Tutorial: Transfer Learning

Transfer Learning (TL) retrains a prior on a focused SMILES dataset, producing an agent biased toward that chemical series. The output model can be used directly for sampling or as the starting point for a reinforcement learning run.

When to Use TL

  • You have a set of known active molecules for a target and want the generator to produce similar structures.

  • You want to reduce the RL exploration burden by starting from a focused agent rather than a broad prior.

  • You don’t have a well-defined scoring function for RL but want to bias generation toward a specific chemical series.

Input Data

TL reads SMILES from a plain text file, one per line. The first column is used; a second column (e.g. compound name or ID) is ignored.

Split your data into training and validation sets before running — REINVENT4 does not do this automatically. A typical split is 80/20.

Key Parameters

Parameter

Description

input_model_file

Prior or checkpoint to start from

smiles_file

Training SMILES (first column used)

validation_smiles_file

Validation SMILES for monitoring overfitting

output_model_file

Path for the resulting agent (.model)

num_epochs

Number of training epochs; start with 50–100 and adjust based on validation loss

save_every_n_epochs

Frequency of intermediate checkpoints; useful for resuming or selecting the best epoch

batch_size

Number of SMILES per gradient step; smaller batches give noisier but faster updates

tb_logdir

Directory for TensorBoard logs (training and validation loss curves)

Configuration

Reinvent

run_type = "transfer_learning"
device = "cuda:0"          # or "cpu"
tb_logdir = "tb_TL"        # TensorBoard log directory

[parameters]
input_model_file = "priors/reinvent.prior"
smiles_file = "doc/data/tl_reinvent.smi"
validation_smiles_file = "doc/data/tl_reinvent_val.smi"
output_model_file = "tl_agent.model"

num_epochs = 50
save_every_n_epochs = 10   # write a checkpoint every N epochs
batch_size = 50

Mol2Mol

Mol2Mol is a conditional generator: at inference time it takes an input molecule and generates similar ones. TL therefore trains on (source, target) pairs rather than individual SMILES. The pairs block controls how these pairs are constructed from your dataset using Tanimoto similarity.

run_type = "transfer_learning"
device = "cuda:0"
tb_logdir = "tb_TL"

[parameters]
input_model_file = "priors/mol2mol_medium_similarity.prior"
smiles_file = "doc/data/tl_reinvent.smi"
validation_smiles_file = "doc/data/tl_reinvent_val.smi"
output_model_file = "tl_mol2mol.model"

num_epochs = 50
save_every_n_epochs = 10
batch_size = 50

pairs.type = "tanimoto"
pairs.lower_threshold = 0.7   # only pair molecules with Tanimoto >= 0.7
pairs.upper_threshold = 1.0   # set < 1.0 to exclude identical molecules from pairing
pairs.min_cardinality = 1     # discard source molecules that have fewer than N valid targets
pairs.max_cardinality = 199   # discard source molecules that have more than N valid targets (prevents very promiscuous sources from dominating training)

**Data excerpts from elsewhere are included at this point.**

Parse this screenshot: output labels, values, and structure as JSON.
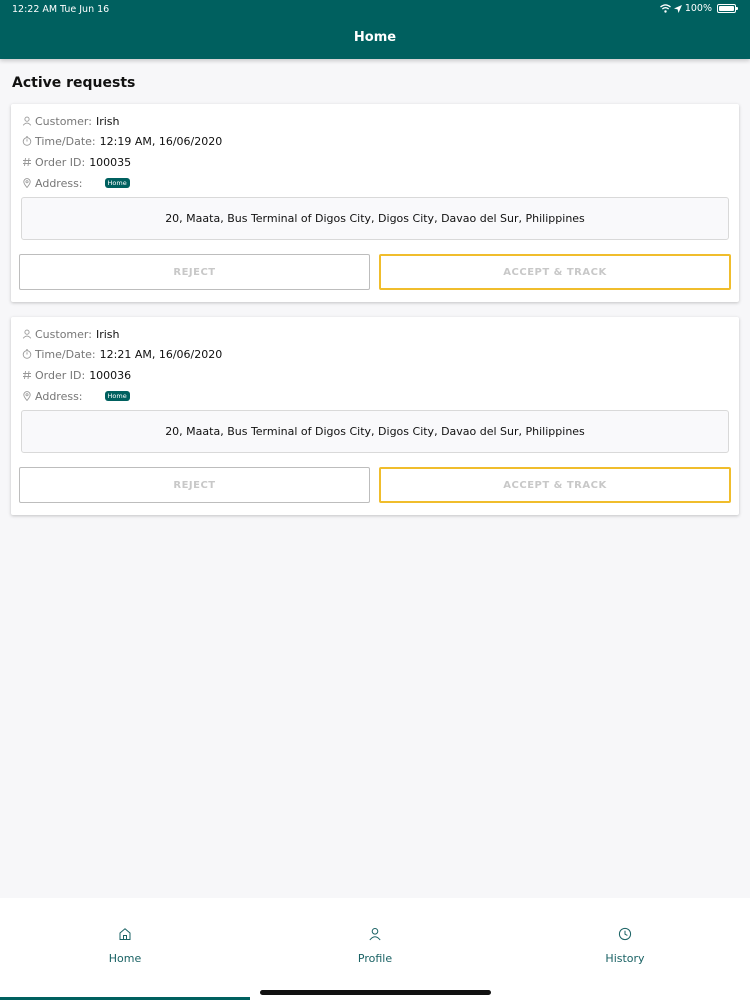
{
  "status_bar": {
    "time": "12:22 AM",
    "date": "Tue Jun 16",
    "battery": "100%"
  },
  "header": {
    "title": "Home"
  },
  "section": {
    "title": "Active requests"
  },
  "requests": [
    {
      "customer_label": "Customer:",
      "customer": "Irish",
      "time_label": "Time/Date:",
      "time": "12:19 AM, 16/06/2020",
      "order_label": "Order ID:",
      "order_id": "100035",
      "address_label": "Address:",
      "address_tag": "Home",
      "address": "20, Maata, Bus Terminal of Digos City, Digos City, Davao del Sur, Philippines",
      "reject_label": "REJECT",
      "accept_label": "ACCEPT & TRACK"
    },
    {
      "customer_label": "Customer:",
      "customer": "Irish",
      "time_label": "Time/Date:",
      "time": "12:21 AM, 16/06/2020",
      "order_label": "Order ID:",
      "order_id": "100036",
      "address_label": "Address:",
      "address_tag": "Home",
      "address": "20, Maata, Bus Terminal of Digos City, Digos City, Davao del Sur, Philippines",
      "reject_label": "REJECT",
      "accept_label": "ACCEPT & TRACK"
    }
  ],
  "nav": {
    "items": [
      {
        "label": "Home",
        "icon": "home-icon"
      },
      {
        "label": "Profile",
        "icon": "user-icon"
      },
      {
        "label": "History",
        "icon": "clock-icon"
      }
    ],
    "active": "Home"
  },
  "colors": {
    "primary": "#00605f",
    "accept_border": "#f0bd2c",
    "background": "#f7f7f9"
  }
}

Note: This tutorial covers Reinvent and Mol2Mol only. LibInvent and LinkInvent use a two-column SMILES format and TL only affects the learned part (R-groups or linker) rather than the constrained scaffold — making it of limited practical value in most cases.

Output

File

Description

output_model_file

Final trained agent — use as model_file in sampling or as agent_file in RL

Checkpoints (*.chkpt)

Intermediate snapshots saved every save_every_n_epochs

TensorBoard logs

Loss curves for training and validation (written to tb_logdir)

What to Check

  • Training and validation loss converge: a widening gap means overfitting — stop earlier or use a checkpoint with lower validation loss.

  • Valid SMILES rate stays high: sample from the trained agent; a drop below ~90% means the model drifted too far from the prior.

  • Sampled structures resemble training set: if outputs are too dissimilar or degenerate, reduce num_epochs.